Speaking directly to the Republican-controlled House that dismantled hopes of the border deal that contained funding for Ukraine and Israel, Biden will have the chance to lay out in vivid detail the price of Republican waffling on additional support to the country in its third year of war against Russia.

The lack of further US-funded ammunition has had serious consequences for Ukrainian soldiers on the battlefield, and Biden has frequently said that history will judge harshly the lack of resolve shown in continuing to fund the country’s defense.

The speech comes weeks after Ukraine announced a withdrawal from the strategic hub of Avdiivka after fighting dealt heavy casualties to the Ukrainians, and as other world leaders doubt the future of American leadership abroad in a hypothetical second Trump term.

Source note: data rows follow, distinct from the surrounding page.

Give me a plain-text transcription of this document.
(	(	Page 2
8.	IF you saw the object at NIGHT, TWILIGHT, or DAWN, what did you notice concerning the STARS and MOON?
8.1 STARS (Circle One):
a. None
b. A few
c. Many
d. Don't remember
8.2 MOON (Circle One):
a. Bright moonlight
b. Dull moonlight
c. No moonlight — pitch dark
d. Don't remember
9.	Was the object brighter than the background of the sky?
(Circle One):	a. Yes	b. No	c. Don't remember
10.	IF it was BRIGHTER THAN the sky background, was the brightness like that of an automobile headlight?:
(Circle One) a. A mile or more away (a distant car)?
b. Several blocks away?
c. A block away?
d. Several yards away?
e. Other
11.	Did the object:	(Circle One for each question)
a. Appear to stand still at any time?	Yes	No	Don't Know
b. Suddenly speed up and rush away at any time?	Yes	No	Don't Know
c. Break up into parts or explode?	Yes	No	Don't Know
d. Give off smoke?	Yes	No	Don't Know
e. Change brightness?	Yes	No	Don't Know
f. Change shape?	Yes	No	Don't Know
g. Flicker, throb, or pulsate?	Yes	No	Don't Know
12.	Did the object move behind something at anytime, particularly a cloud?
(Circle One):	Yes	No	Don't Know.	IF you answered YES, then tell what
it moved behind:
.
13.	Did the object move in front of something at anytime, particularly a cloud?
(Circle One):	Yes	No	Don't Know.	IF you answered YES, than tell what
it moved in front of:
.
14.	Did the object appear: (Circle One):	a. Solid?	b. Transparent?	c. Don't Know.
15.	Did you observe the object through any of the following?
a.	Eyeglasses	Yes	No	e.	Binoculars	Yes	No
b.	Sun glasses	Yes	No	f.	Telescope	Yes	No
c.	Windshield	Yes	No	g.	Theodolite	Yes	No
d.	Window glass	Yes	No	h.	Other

Meanwhile, Trump - who has always been wary of leveling any sort of criticism at Russian President Vladimir Putin - has sharpened his rhetoric around withdrawing the United States from international partnerships, saying he would encourage Russia to attack US allies who don’t meet NATO spending guidelines and offering no criticism of Putin for the death of his leading critic, Alexey Navalny.

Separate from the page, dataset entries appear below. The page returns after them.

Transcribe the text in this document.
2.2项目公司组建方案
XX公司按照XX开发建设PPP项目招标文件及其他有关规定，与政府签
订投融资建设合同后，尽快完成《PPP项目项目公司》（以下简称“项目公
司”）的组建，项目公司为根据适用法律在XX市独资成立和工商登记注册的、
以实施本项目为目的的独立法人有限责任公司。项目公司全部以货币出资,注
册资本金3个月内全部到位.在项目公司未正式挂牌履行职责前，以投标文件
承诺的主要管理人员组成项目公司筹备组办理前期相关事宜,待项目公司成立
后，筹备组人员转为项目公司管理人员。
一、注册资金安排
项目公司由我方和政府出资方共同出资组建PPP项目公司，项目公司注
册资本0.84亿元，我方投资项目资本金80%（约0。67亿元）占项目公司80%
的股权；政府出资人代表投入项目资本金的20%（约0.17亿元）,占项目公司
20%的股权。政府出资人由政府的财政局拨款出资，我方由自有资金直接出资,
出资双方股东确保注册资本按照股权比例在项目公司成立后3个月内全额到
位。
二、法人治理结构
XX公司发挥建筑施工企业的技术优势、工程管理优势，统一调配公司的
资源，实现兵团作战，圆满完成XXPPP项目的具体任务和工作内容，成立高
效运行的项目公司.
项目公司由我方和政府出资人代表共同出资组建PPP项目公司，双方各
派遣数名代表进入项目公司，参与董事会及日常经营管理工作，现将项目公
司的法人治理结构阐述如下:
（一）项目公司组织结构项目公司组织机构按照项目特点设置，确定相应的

Perhaps in an effort to drive Biden’s point home, the White House announced that Navalny’s widow, Yulia Navalnaya, and Ukrainian first lady Olena Zelenska were both invited by the White House to watch Biden’s address. Neither were able to attend.

Biden will also have the opportunity to defend his stance on Israel’s continued war in Gaza, as his continued, albeit increasingly tepid, support for the war threatens to turn a key progressive faction against him.

Warning about democracy and threats at home

Biden on Tuesday posted a picture on social media of himself reading the first page of his speech’s draft during preparations at Camp David.

While that page contained the greetings customarily given by the president to the House speaker, members of Congress, the vice president and the American people, a close look reveals a name Biden hoped to invoke in his address, at least in its initial drafts.

Visible semi-transparently through the first page is President Franklin D. Roosevelt’s name and the beginning of his 1941 speech to Congress, in which the nation’s 32nd president famously proposed four fundamental freedoms - freedom of speech, freedom of worship, freedom from want and freedom from fear - and extolled the virtues of democracy across the world.

Opening his address, Roosevelt told members of the 77th Congress that he was speaking to them “at a moment unprecedented in the history of the Union.”

“I use the word ‘unprecedented,’ because at no previous time has American security been as seriously threatened from without as it is today,” Roosevelt said.

Biden has made his own warnings - increasingly dire in recent months - about a threat to the US’ security. But that threat, the president has warned, comes from within.

Roosevelt’s speech was given on January 6, 1941 - 80 years to the day before a mob incited by Trump stormed the building where Biden will address the country, in a violent attempt to disrupt the democratic process that put him in office.

CNN’s Elisabeth Buchwald and Tami Luhby contributed to this report.